At times, the relationship has been strained over disputes concerning Facebook Credits, its virtual currency system, and changes to the site’s notification system. Tensions flared last year over Facebook Credits, which effectively takes a 30 percent “tax” from virtual good purchases, but the pair hammered out a five-year agreement in May to keep Zynga on the platform. Notably, the company’s revenue figures are net of Facebook’s cut.

“I think that’s the major risk in the story,” said Lou Kerner, a Wedbush Securities analyst. “They do exist at the whim of Facebook, but it’s certainly in Facebook’s own self-interest to have a vibrant gaming ecosystem.”

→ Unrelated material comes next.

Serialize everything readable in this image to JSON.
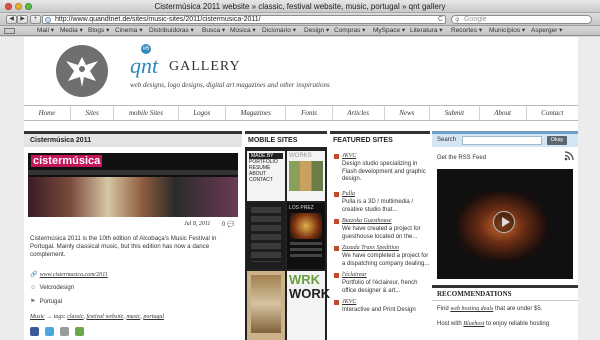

According to the filing, proceeds of the offering will be used “for general corporate purposes, including working capital, game development, marketing activities and capital expenditures.” In an investor letter, Mr. Pincus said he plans to continue to make big investments “in servers, data centers and other infrastructure.” And in a sign that Zynga will continue to be very active in the deals space — the company has made over a dozen acquisitions to date — Mr. Pincus said he plans “to fund the best teams around the world to build the most accessible, social and fun games.”

When Zynga finally goes public, Mr. Pincus, who founded the company in 2007, and its venture capital investors will see their fortunes multiply many times over. The group — which includes Yuri Milner’s DST Global, Kleiner Perkins Caulfield Byers, Silver Lake Partners and Andreessen Horowitz — has sunk hundreds of millions of dollars into Zynga.